Markets looking for a boost from positive trade talk news got something like it after US President Donald Trump told reporters on Tuesday that he is open to extending the deadline for a US-China agreement if the two parties appear close to a deal.
Global markets climbed broadly, gaining on the hope for a breakthrough in the trade talks due to start today.
Another threat to sentiment showed signs of lifting, when Mr Trump expressed unhappiness but not direct objection to the latest deal on border security brokered by a bipartisan Congress committee. The agreement, meant to avert a government shutdown due tomorrow, offers just US$1.375 billion (S$1.87 billion) in border wall funding, which Republican leaders have called a "down payment" on the wall.
Mr Trump is expected to go along with the deal, albeit grudgingly, thus averting another shutdown of the federal government.
As things stand, the upcoming deadlines look as though they may pass without incident, said ING's chief economist and head of research, Asia-Pacific, Mr Robert Carnell. "This may not be a bad thing if it means that the chances of a deal of some sort, whether on US-China trade, the US border wall or Brexit, are increased."
Singapore's Straits Times Index (STI) traded upwards all day, closing 1.36 per cent or 43.62 points higher at 3,244.77. Turnover on the bourse was 1.29 billion shares worth $1.23 billion, and gainers outnumbered losers 223 to 191.
Rex International led active trading, losing 0.1 cent or 1.06 per cent to 9.3 cents on 73.2 million shares traded. It was followed by Ezion Holdings, which gave up 0.2 cent or 4.25 per cent to 4.5 cents with 49.4 million shares traded.
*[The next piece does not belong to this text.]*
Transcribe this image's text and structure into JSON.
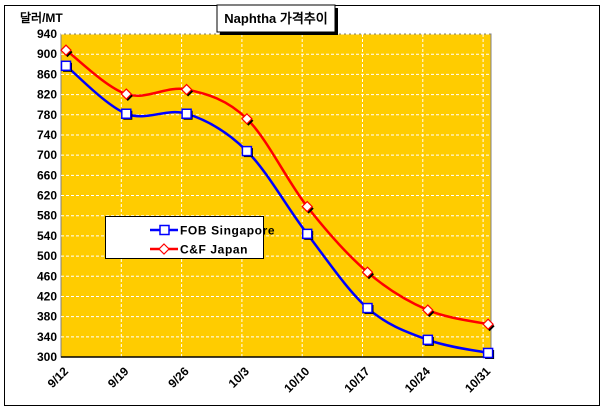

All but five STI constituents ended in the black, led by financials. DBS Group Holdings picked up 56 cents or 2.3 per cent to close at $24.90, and UOB gained 62 cents or 2.45 per cent to $25.96. OCBC Bank finished at $11.65 after advancing 16 cents or 1.39 per cent.
Hutchison Port Holdings Trust led the index's laggards, losing one US cent or 3.85 per cent to close at 25 US cents after 15.8 million units were traded. The trust reported a net loss of HK$12.11 billion (S$2.1 billion) on Tuesday, on the back of an unexpected HK$12.3 billion non-cash impairment loss. OCBC Investment Research downgraded its call on the counter from "buy" to "sell".
OCBC analyst Deborah Ong noted that HPH Trust's price levels are no longer attractive, given the macro uncertainties.